The users will become the experts
The urban experts provide not only detailed information on the area, such as public transportation, top high schools located nearby and the neighborhood’s demographics, but also recommendations for places such as restaurants, pubs, playgrounds, gyms, shopping centers and more. According to Allon, once Urban Compass reaches critical mass, users will start doing the writing and recommendation and the experts will simply edit the users’ reports.
Urban Compass was founded by Allon alongside Robert Reffkin, former Chief of Staff to the CEO and COO at Goldman Sachs. The startup employs 50 workers, and so far has raised $8 million dollars. Investors include Goldman Sachs Fund, the Founders Fund and Thrive Capital. The service will be available to the public this summer and the company plans further expansion inside the US and then “to London, Sydney and Tel-Aviv,” according to Allon,”since New-York’s problem characterizes other metropolises worldwide.”

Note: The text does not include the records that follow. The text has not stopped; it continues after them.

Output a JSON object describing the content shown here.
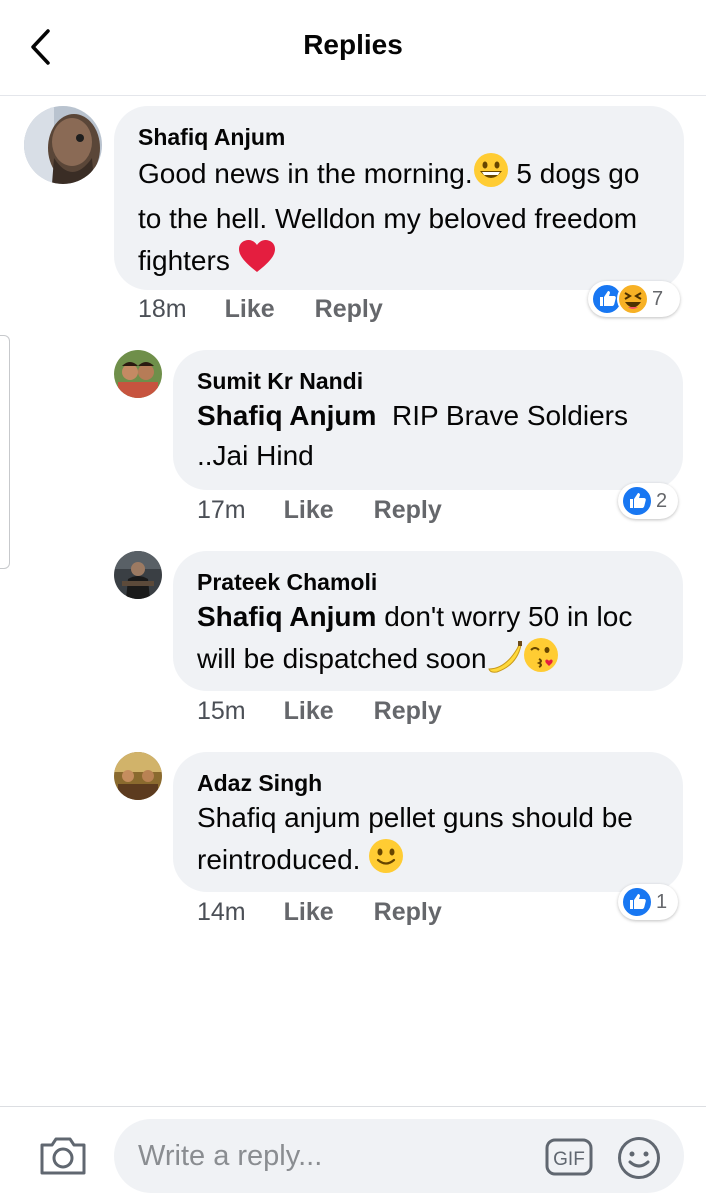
{
  "header": {
    "title": "Replies",
    "back_icon": "chevron-left-icon"
  },
  "comments": [
    {
      "author": "Shafiq Anjum",
      "text": "Good news in the morning.",
      "text_mid": " 5 dogs go to the hell. Welldon my beloved freedom fighters ",
      "time": "18m",
      "like": "Like",
      "reply": "Reply",
      "reaction_icons": [
        "like-icon",
        "haha-icon"
      ],
      "reaction_count": "7"
    },
    {
      "author": "Sumit Kr Nandi",
      "mention": "Shafiq Anjum",
      "text": "RIP Brave Soldiers ..Jai Hind",
      "time": "17m",
      "like": "Like",
      "reply": "Reply",
      "reaction_icons": [
        "like-icon"
      ],
      "reaction_count": "2"
    },
    {
      "author": "Prateek Chamoli",
      "mention": "Shafiq Anjum",
      "text": "don't worry 50 in loc will be dispatched soon",
      "time": "15m",
      "like": "Like",
      "reply": "Reply"
    },
    {
      "author": "Adaz Singh",
      "text": "Shafiq anjum pellet guns should be reintroduced. ",
      "time": "14m",
      "like": "Like",
      "reply": "Reply",
      "reaction_icons": [
        "like-icon"
      ],
      "reaction_count": "1"
    }
  ],
  "composer": {
    "placeholder": "Write a reply...",
    "gif_label": "GIF",
    "camera_icon": "camera-icon",
    "emoji_icon": "smile-icon"
  },
  "colors": {
    "accent": "#1877f2",
    "bubble": "#f0f2f5",
    "meta": "#65676b",
    "heart": "#e41e3f"
  }
}
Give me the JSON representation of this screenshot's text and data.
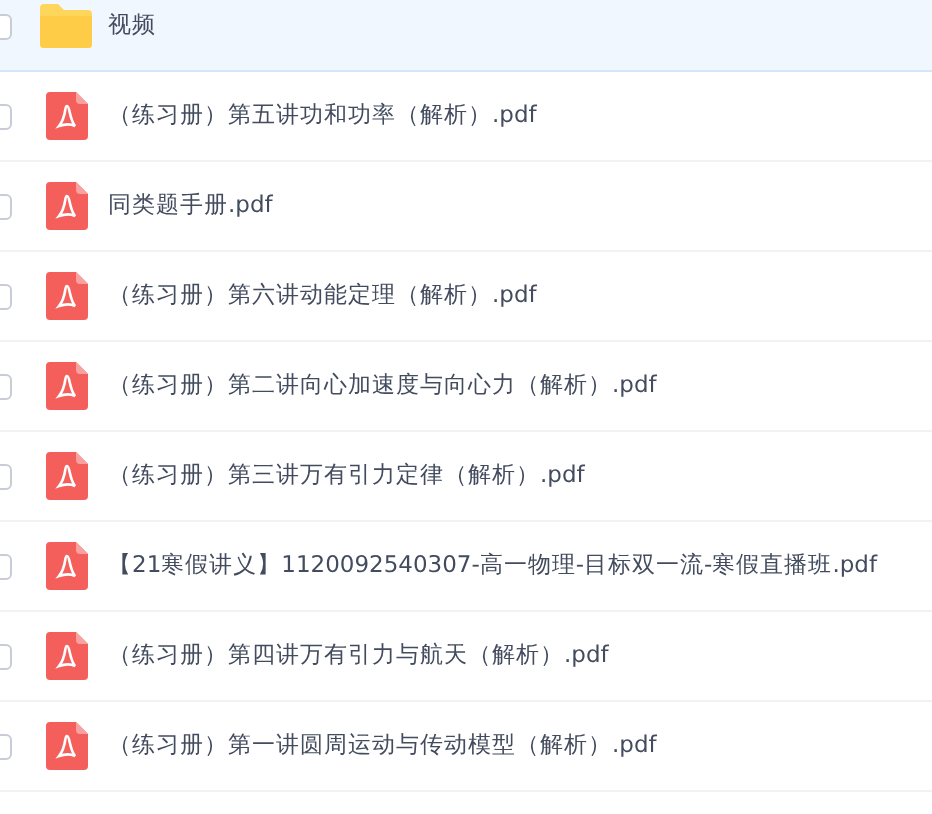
{
  "files": [
    {
      "kind": "folder",
      "name": "视频",
      "selected": true
    },
    {
      "kind": "pdf",
      "name": "（练习册）第五讲功和功率（解析）.pdf",
      "selected": false
    },
    {
      "kind": "pdf",
      "name": "同类题手册.pdf",
      "selected": false
    },
    {
      "kind": "pdf",
      "name": "（练习册）第六讲动能定理（解析）.pdf",
      "selected": false
    },
    {
      "kind": "pdf",
      "name": "（练习册）第二讲向心加速度与向心力（解析）.pdf",
      "selected": false
    },
    {
      "kind": "pdf",
      "name": "（练习册）第三讲万有引力定律（解析）.pdf",
      "selected": false
    },
    {
      "kind": "pdf",
      "name": "【21寒假讲义】1120092540307-高一物理-目标双一流-寒假直播班.pdf",
      "selected": false
    },
    {
      "kind": "pdf",
      "name": "（练习册）第四讲万有引力与航天（解析）.pdf",
      "selected": false
    },
    {
      "kind": "pdf",
      "name": "（练习册）第一讲圆周运动与传动模型（解析）.pdf",
      "selected": false
    }
  ]
}
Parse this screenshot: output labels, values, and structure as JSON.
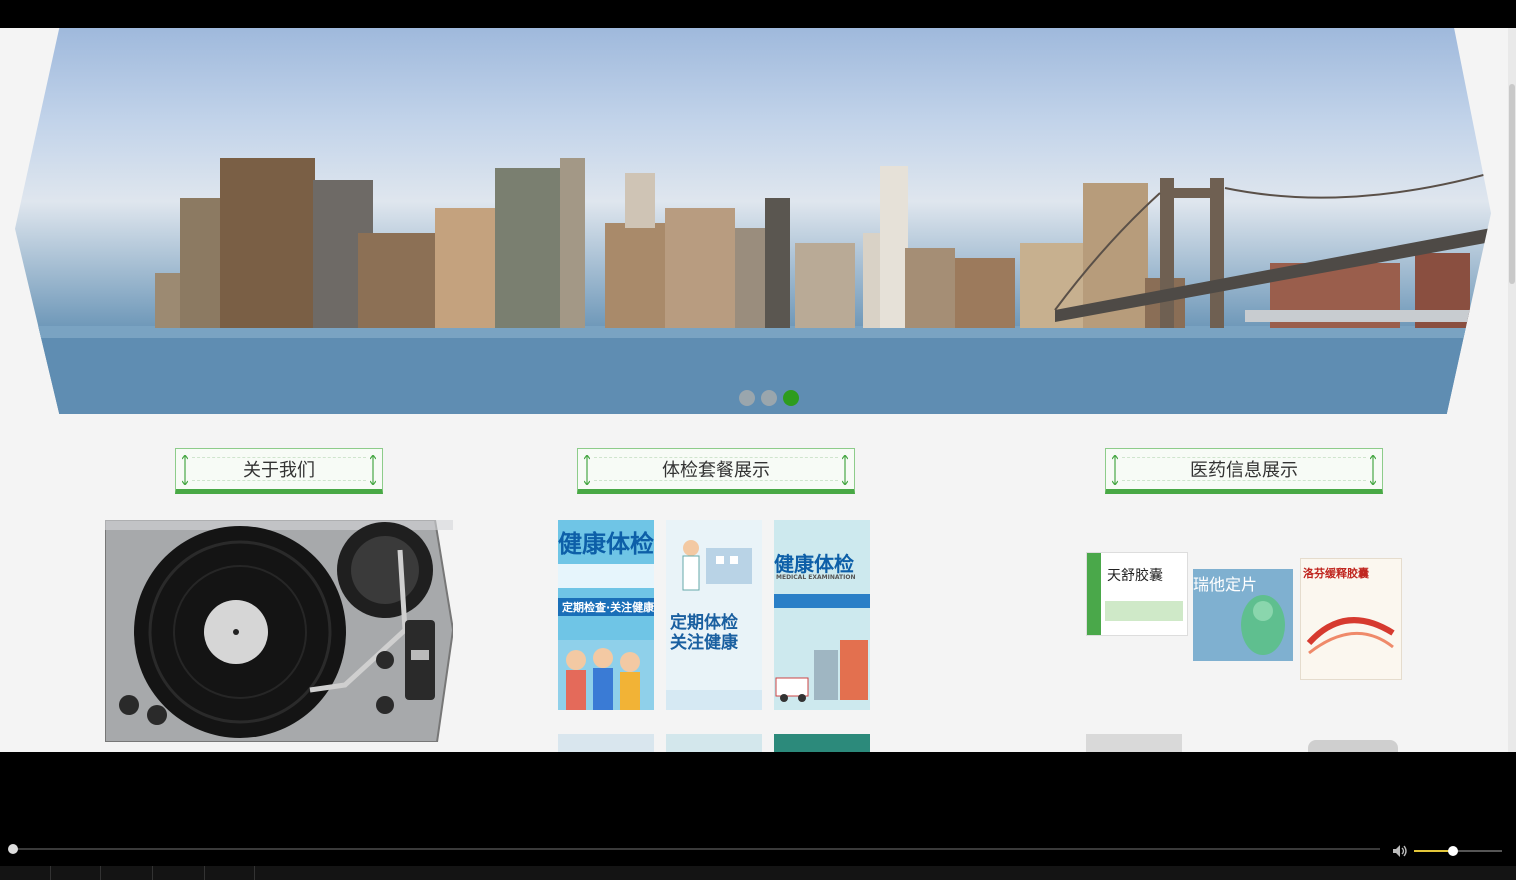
{
  "sections": {
    "about_title": "关于我们",
    "packages_title": "体检套餐展示",
    "medicine_title": "医药信息展示"
  },
  "carousel": {
    "active_index": 2,
    "count": 3,
    "active_color": "#2e9c1e"
  },
  "package_cards": [
    {
      "line1": "健康体检",
      "line2": "定期检查·关注健康"
    },
    {
      "line1": "定期体检",
      "line2": "关注健康"
    },
    {
      "line1": "健康体检",
      "line2": "MEDICAL EXAMINATION"
    }
  ],
  "medicine_items": [
    {
      "name": "天舒胶囊"
    },
    {
      "name": "瑞他定片"
    },
    {
      "name": "洛芬缓释胶囊"
    }
  ],
  "player": {
    "progress": 0.0,
    "volume": 0.45
  },
  "colors": {
    "accent_green": "#48a845",
    "header_border": "#8dcc8a"
  }
}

Serial entrepreneur turned investor
Urban Compass is not Allon’s first experience in the field of entrepreneurship. In 2006, at only 26, he sold his first company, search-engine Oryion, to Google for an undisclosed amount. Allon developed Oryion’s algorithm while being a PhD student for computer science at the University of New South Wales, Australia. Five years later, Allon sold his second company Julpan to Twitter, for more than $40 million. Julpan developed a search-engine for social networks, which brought up results that were based on the user’s current activity. Allon then entered a senior position in Twitter, which he left when founding Urban Compass.
Allon’s two exits allowed him to invest in other startups. He founded his private investment fund ‘Allon Ventures”, and has so far invested in six American startups.